- Poster
- Directed by: Karthik
- Written by: Agathiyan
- Produced by: Ve. Baabu
- Starring: Saravanan; Suvalakshmi;
- Cinematography: Ramsingh
- Edited by: G. Gopinath
- Music by: Deva
- Production company: Janaki Ammal Movies
- Release date: 14 April 1998;
- Running time: 140 minutes
- Country: India
- Language: Tamil

= Santhosham (1998 film) =

Santhosham is a 1998 Indian Tamil-language drama film directed by Karthik and written by Agathiyan. The film stars Saravanan and Suvalakshmi, with K. S. Ravikumar, Anand Babu, Prakash Raj, R. Sundarrajan and Thalaivasal Vijay playing supporting roles. It was released on 14 April 1998.

== Plot ==

Indran is a jobless young man despite being a gold medalist graduate. Without revenue, he collapses under debt and always has ad luck so people who know him neglect him. Only Bhavani befriends him. One day, he meets his college friend Karthik who works for the minister Nadesan and Karthik promises to find him a decent job in politics. During the interview, his bad luck continued. Later, with the help of Bhavani, he becomes an auto rickshaw driver. Someday, he carries a pregnant lady in his auto rickshaw to the hospital. The next day, the father of the pregnant lady comes to congratulate him for this good deed and gives him a decent job in his company. Then, Indran proposes his love to Bhavani and she accepts to marry him. Finally, Indran gets married with Bhavani and he becomes the happiest man in the world but the happiness was short-lived. What transpires next forms the rest of the story.

==Production==
The film marked the directorial debut of Rama Narayanan's assistant Rajapandi who was rechristened Karthik.

== Soundtrack ==
The soundtrack was composed by Deva, with lyrics written by Agathiyan.

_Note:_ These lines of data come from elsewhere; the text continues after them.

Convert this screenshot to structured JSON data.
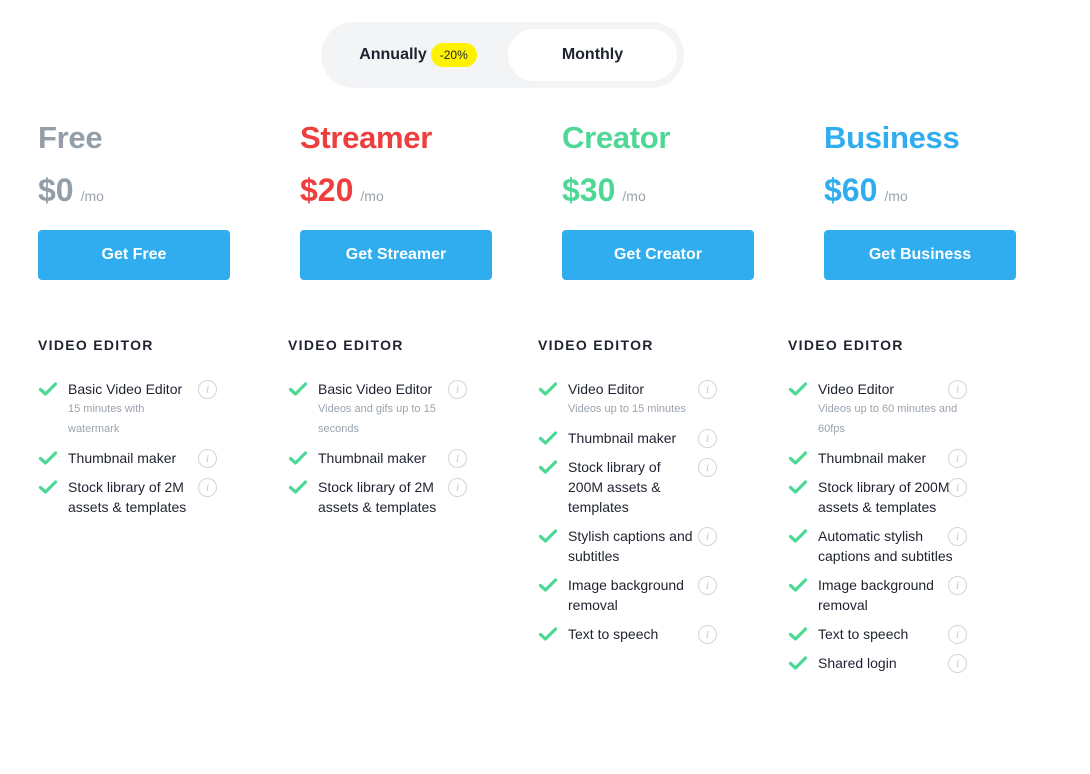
{
  "billing_toggle": {
    "annual_label": "Annually",
    "annual_badge": "-20%",
    "monthly_label": "Monthly",
    "selected": "Monthly"
  },
  "colors": {
    "free": "#939ea9",
    "streamer": "#ef3e3e",
    "creator": "#4dd895",
    "business": "#2fadee",
    "button": "#2fadee",
    "check": "#4dd895",
    "badge": "#fff200"
  },
  "plans": [
    {
      "name": "Free",
      "price": "$0",
      "period": "/mo",
      "cta": "Get Free",
      "section_title": "VIDEO EDITOR",
      "features": [
        {
          "label": "Basic Video Editor",
          "note": "15 minutes with watermark",
          "icon": "check-icon",
          "info_icon": "info-icon"
        },
        {
          "label": "Thumbnail maker",
          "note": "",
          "icon": "check-icon",
          "info_icon": "info-icon"
        },
        {
          "label": "Stock library of 2M assets & templates",
          "note": "",
          "icon": "check-icon",
          "info_icon": "info-icon"
        }
      ]
    },
    {
      "name": "Streamer",
      "price": "$20",
      "period": "/mo",
      "cta": "Get Streamer",
      "section_title": "VIDEO EDITOR",
      "features": [
        {
          "label": "Basic Video Editor",
          "note": "Videos and gifs up to 15 seconds",
          "icon": "check-icon",
          "info_icon": "info-icon"
        },
        {
          "label": "Thumbnail maker",
          "note": "",
          "icon": "check-icon",
          "info_icon": "info-icon"
        },
        {
          "label": "Stock library of 2M assets & templates",
          "note": "",
          "icon": "check-icon",
          "info_icon": "info-icon"
        }
      ]
    },
    {
      "name": "Creator",
      "price": "$30",
      "period": "/mo",
      "cta": "Get Creator",
      "section_title": "VIDEO EDITOR",
      "features": [
        {
          "label": "Video Editor",
          "note": "Videos up to 15 minutes",
          "icon": "check-icon",
          "info_icon": "info-icon"
        },
        {
          "label": "Thumbnail maker",
          "note": "",
          "icon": "check-icon",
          "info_icon": "info-icon"
        },
        {
          "label": "Stock library of 200M assets & templates",
          "note": "",
          "icon": "check-icon",
          "info_icon": "info-icon"
        },
        {
          "label": "Stylish captions and subtitles",
          "note": "",
          "icon": "check-icon",
          "info_icon": "info-icon"
        },
        {
          "label": "Image background removal",
          "note": "",
          "icon": "check-icon",
          "info_icon": "info-icon"
        },
        {
          "label": "Text to speech",
          "note": "",
          "icon": "check-icon",
          "info_icon": "info-icon"
        }
      ]
    },
    {
      "name": "Business",
      "price": "$60",
      "period": "/mo",
      "cta": "Get Business",
      "section_title": "VIDEO EDITOR",
      "features": [
        {
          "label": "Video Editor",
          "note": "Videos up to 60 minutes and 60fps",
          "icon": "check-icon",
          "info_icon": "info-icon"
        },
        {
          "label": "Thumbnail maker",
          "note": "",
          "icon": "check-icon",
          "info_icon": "info-icon"
        },
        {
          "label": "Stock library of 200M assets & templates",
          "note": "",
          "icon": "check-icon",
          "info_icon": "info-icon"
        },
        {
          "label": "Automatic stylish captions and subtitles",
          "note": "",
          "icon": "check-icon",
          "info_icon": "info-icon"
        },
        {
          "label": "Image background removal",
          "note": "",
          "icon": "check-icon",
          "info_icon": "info-icon"
        },
        {
          "label": "Text to speech",
          "note": "",
          "icon": "check-icon",
          "info_icon": "info-icon"
        },
        {
          "label": "Shared login",
          "note": "",
          "icon": "check-icon",
          "info_icon": "info-icon"
        }
      ]
    }
  ],
  "info_glyph": "i"
}
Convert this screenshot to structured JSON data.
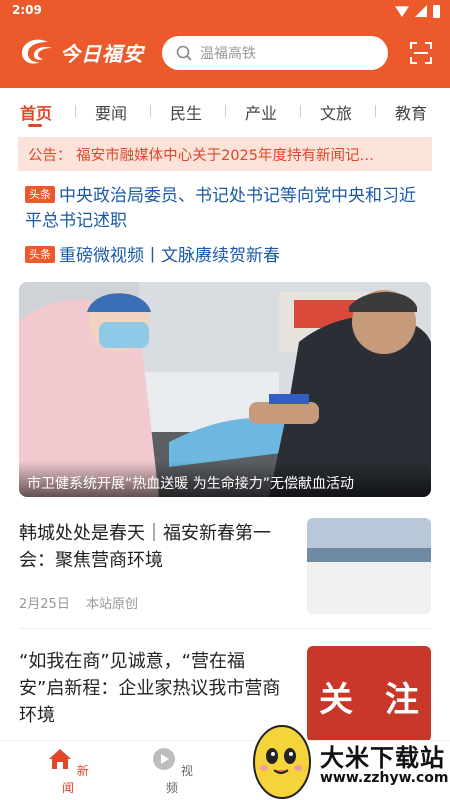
{
  "status_bar": {
    "time": "2:09"
  },
  "header": {
    "logo_text": "今日福安",
    "search_placeholder": "温福高铁"
  },
  "tabs": [
    "首页",
    "要闻",
    "民生",
    "产业",
    "文旅",
    "教育"
  ],
  "notice": {
    "text": "公告：  福安市融媒体中心关于2025年度持有新闻记…"
  },
  "headlines": [
    {
      "tag": "头条",
      "text": "中央政治局委员、书记处书记等向党中央和习近平总书记述职"
    },
    {
      "tag": "头条",
      "text": "重磅微视频丨文脉赓续贺新春"
    }
  ],
  "hero": {
    "caption": "市卫健系统开展“热血送暖 为生命接力”无偿献血活动"
  },
  "articles": [
    {
      "title": "韩城处处是春天｜福安新春第一会：聚焦营商环境",
      "date": "2月25日",
      "source": "本站原创"
    },
    {
      "title": "“如我在商”见诚意，“营在福安”启新程：企业家热议我市营商环境",
      "thumb_text": "关 注"
    }
  ],
  "bottom_nav": [
    {
      "label": "新闻",
      "icon": "home-icon"
    },
    {
      "label": "视频",
      "icon": "play-icon"
    }
  ],
  "watermark": {
    "name": "大米下载站",
    "url": "www.zzhyw.com"
  },
  "colors": {
    "brand": "#ec5a2b",
    "accent": "#e0472a",
    "headline_blue": "#1b5aa6",
    "notice_bg": "#fbe3d9"
  }
}
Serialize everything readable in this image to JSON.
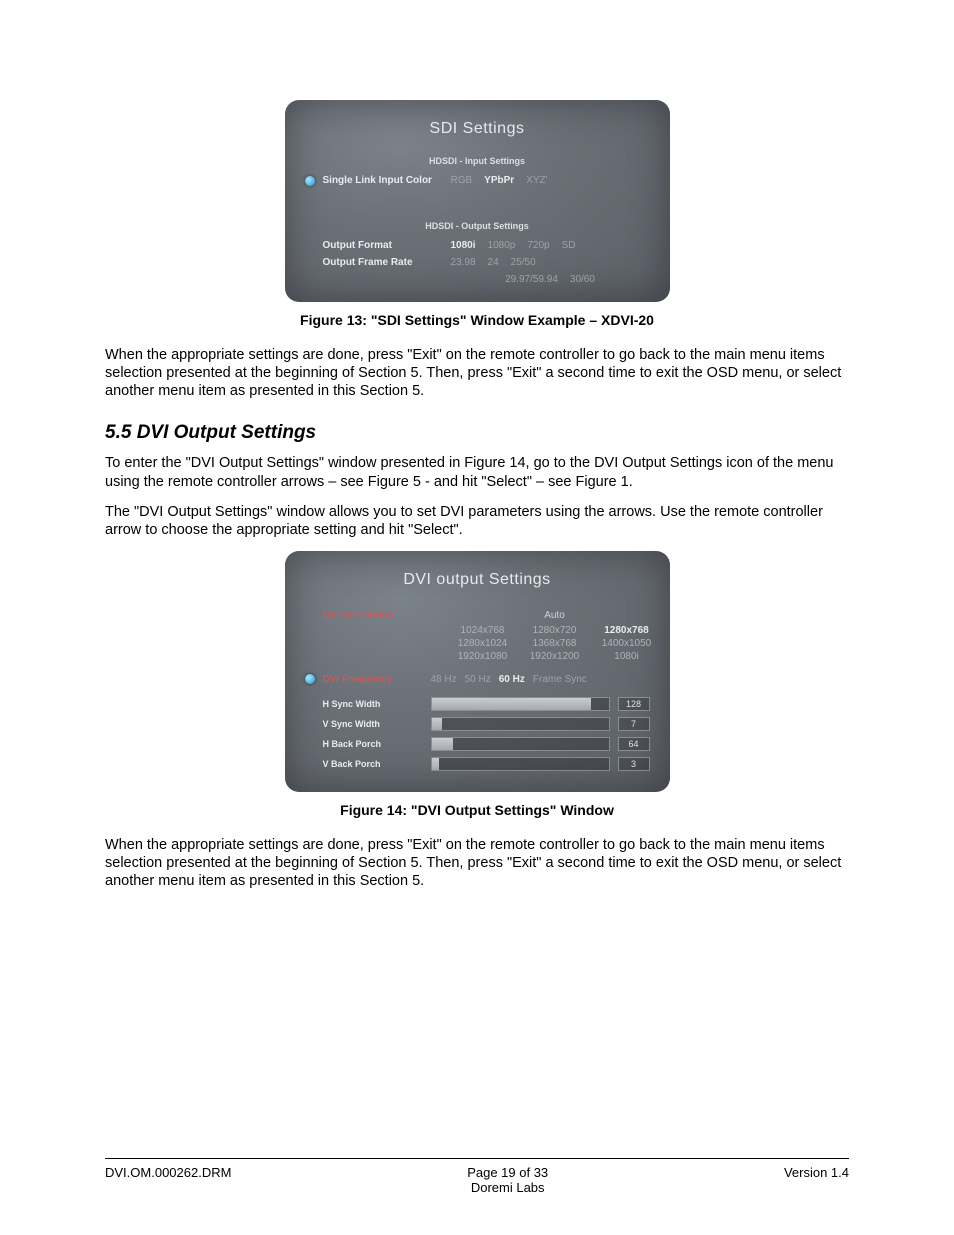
{
  "osd1": {
    "title": "SDI Settings",
    "input_section": "HDSDI - Input Settings",
    "input_row_label": "Single Link Input Color",
    "input_opts": [
      "RGB",
      "YPbPr",
      "XYZ'"
    ],
    "output_section": "HDSDI - Output Settings",
    "format_label": "Output Format",
    "format_opts": [
      "1080i",
      "1080p",
      "720p",
      "SD"
    ],
    "rate_label": "Output Frame Rate",
    "rate_opts_line1": [
      "23.98",
      "24",
      "25/50"
    ],
    "rate_opts_line2": [
      "29.97/59.94",
      "30/60"
    ]
  },
  "fig13": "Figure 13: \"SDI Settings\" Window Example – XDVI-20",
  "p1": "When the appropriate settings are done, press \"Exit\" on the remote controller to go back to the main menu items selection presented at the beginning of Section 5. Then, press \"Exit\" a second time to exit the OSD menu, or select another menu item as presented in this Section 5.",
  "heading": "5.5  DVI Output Settings",
  "p2": "To enter the \"DVI Output Settings\" window presented in Figure 14, go to the DVI Output Settings icon of the menu using the remote controller arrows – see Figure 5 - and hit \"Select\" – see Figure 1.",
  "p3": "The \"DVI Output Settings\" window allows you to set DVI parameters using the arrows. Use the remote controller arrow to choose the appropriate setting and hit \"Select\".",
  "osd2": {
    "title": "DVI output Settings",
    "res_label": "DVI Resolution",
    "res_auto": "Auto",
    "res_rows": [
      [
        "1024x768",
        "1280x720",
        "1280x768"
      ],
      [
        "1280x1024",
        "1368x768",
        "1400x1050"
      ],
      [
        "1920x1080",
        "1920x1200",
        "1080i"
      ]
    ],
    "res_highlight": "1280x768",
    "freq_label": "DVI Frequency",
    "freq_opts": [
      "48 Hz",
      "50 Hz",
      "60 Hz",
      "Frame Sync"
    ],
    "freq_highlight": "60 Hz",
    "sliders": [
      {
        "label": "H Sync Width",
        "value": "128",
        "pct": 90
      },
      {
        "label": "V Sync Width",
        "value": "7",
        "pct": 6
      },
      {
        "label": "H Back Porch",
        "value": "64",
        "pct": 12
      },
      {
        "label": "V Back Porch",
        "value": "3",
        "pct": 4
      }
    ]
  },
  "fig14": "Figure 14: \"DVI Output Settings\" Window",
  "p4": "When the appropriate settings are done, press \"Exit\" on the remote controller to go back to the main menu items selection presented at the beginning of Section 5. Then, press \"Exit\" a second time to exit the OSD menu, or select another menu item as presented in this Section 5.",
  "footer": {
    "left": "DVI.OM.000262.DRM",
    "mid1": "Page 19 of 33",
    "mid2": "Doremi Labs",
    "right": "Version 1.4"
  }
}
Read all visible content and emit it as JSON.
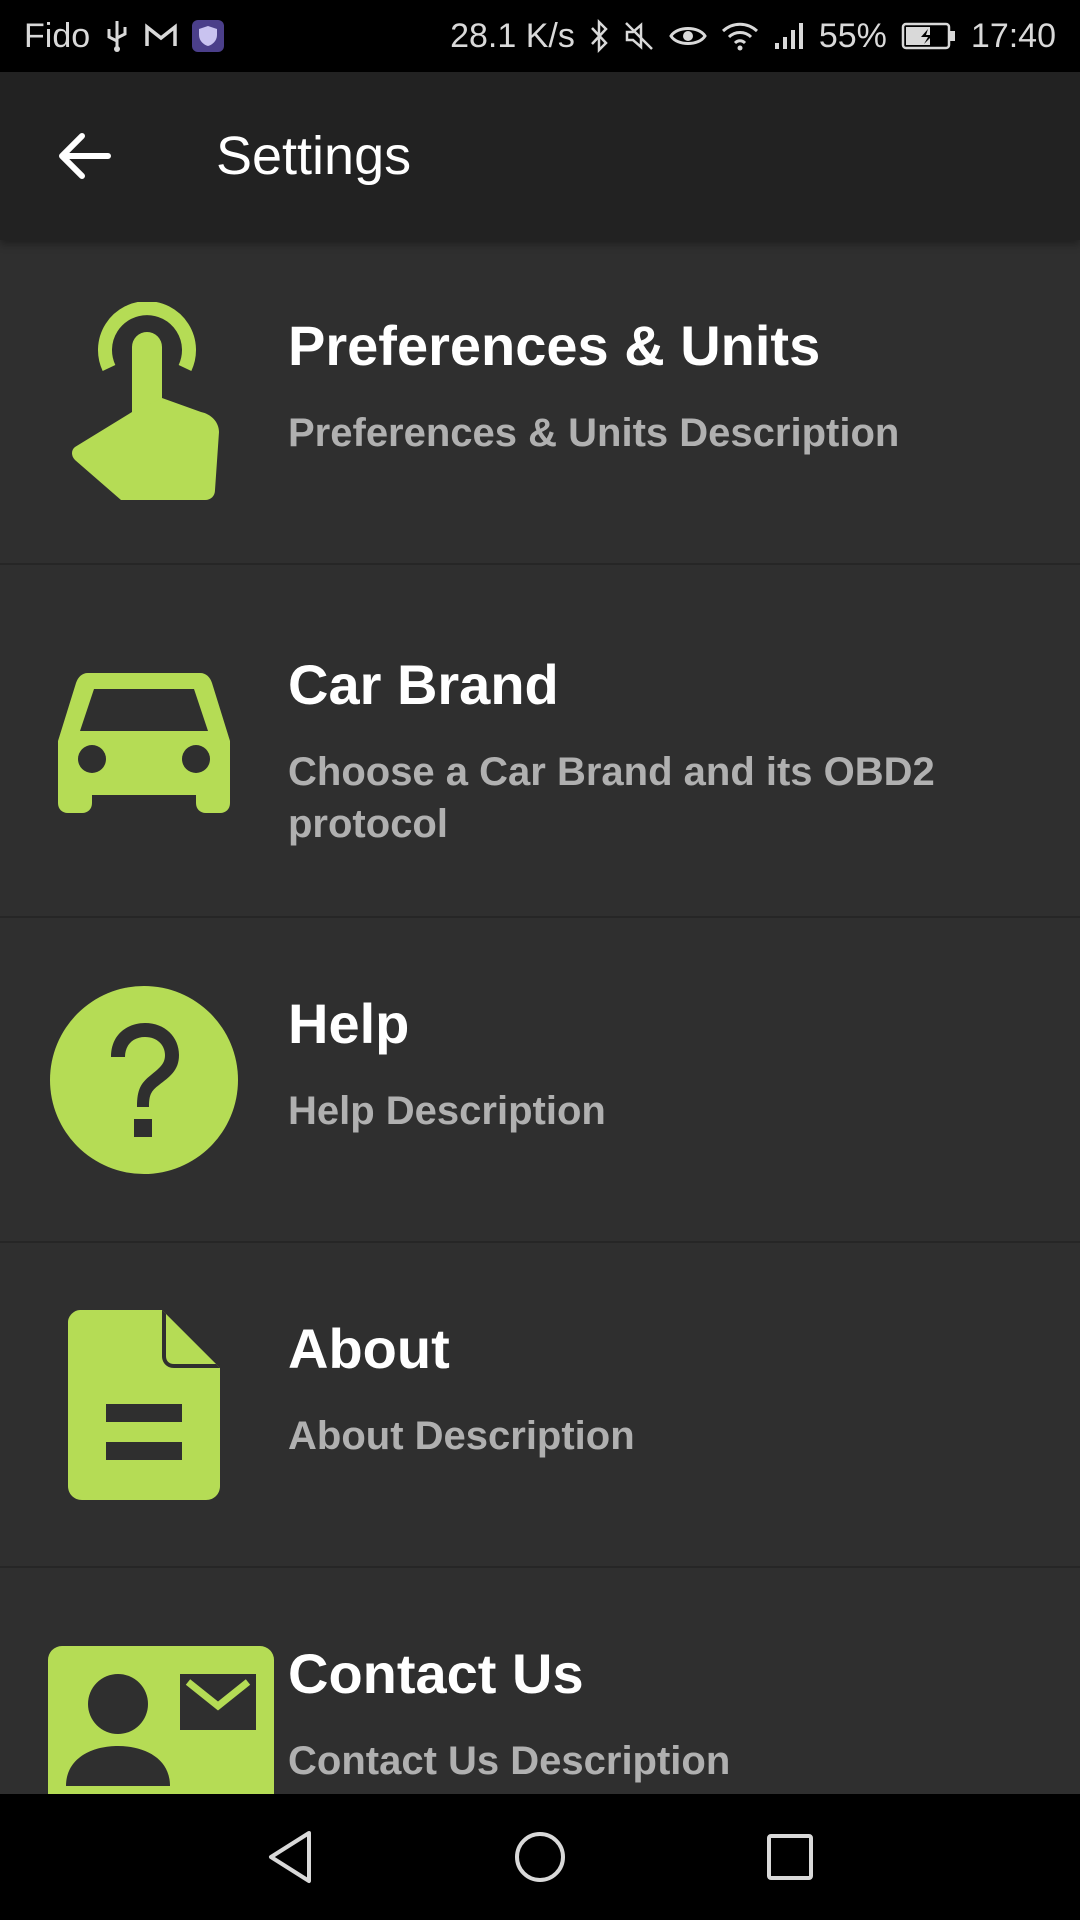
{
  "status_bar": {
    "carrier": "Fido",
    "net_speed": "28.1 K/s",
    "battery": "55%",
    "time": "17:40",
    "icons": [
      "usb-icon",
      "mail-icon",
      "vpn-shield-icon",
      "bluetooth-icon",
      "mute-icon",
      "eye-icon",
      "wifi-icon",
      "signal-icon",
      "battery-charging-icon"
    ]
  },
  "app_bar": {
    "title": "Settings",
    "back_icon": "arrow-back-icon"
  },
  "colors": {
    "accent": "#b5dc55",
    "background": "#2f2f2f",
    "app_bar": "#222222",
    "title_text": "#ffffff",
    "desc_text": "#b0b0b0"
  },
  "settings": {
    "items": [
      {
        "title": "Preferences & Units",
        "description": "Preferences & Units Description",
        "icon": "touch-hand-icon"
      },
      {
        "title": "Car Brand",
        "description": "Choose a Car Brand and its OBD2 protocol",
        "icon": "car-icon"
      },
      {
        "title": "Help",
        "description": "Help Description",
        "icon": "help-circle-icon"
      },
      {
        "title": "About",
        "description": "About Description",
        "icon": "document-icon"
      },
      {
        "title": "Contact Us",
        "description": "Contact Us Description",
        "icon": "contact-card-icon"
      }
    ]
  },
  "nav_bar": {
    "icons": [
      "nav-back-icon",
      "nav-home-icon",
      "nav-recents-icon"
    ]
  }
}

| Song | Singer(s) | Duration |
|---|---|---|
| "Kaalam Poranthachuda" | Mano | 4:50 |
| "Kalaiyil Ezhunthu" | Deva | 5:17 |
| "Kondaiyil" | Krishnaraj | 5:00 |
| "Sethu Mathava" | P. Unni Krishnan, Anuradha Sriram | 4:31 |
| "Subramani" | Deva, Sabesh–Murali | 4:59 |

== Reception ==
D. S. Ramanujam of The Hindu wrote, "The dialogue and screenplay is Agathiyan's forte, which have been given the adequate treatment by director Karthik". The film did reasonably well at the box office. Two years after release, the producers were given a ₹5 lakh subsidy by the Tamil Nadu government along with several other films.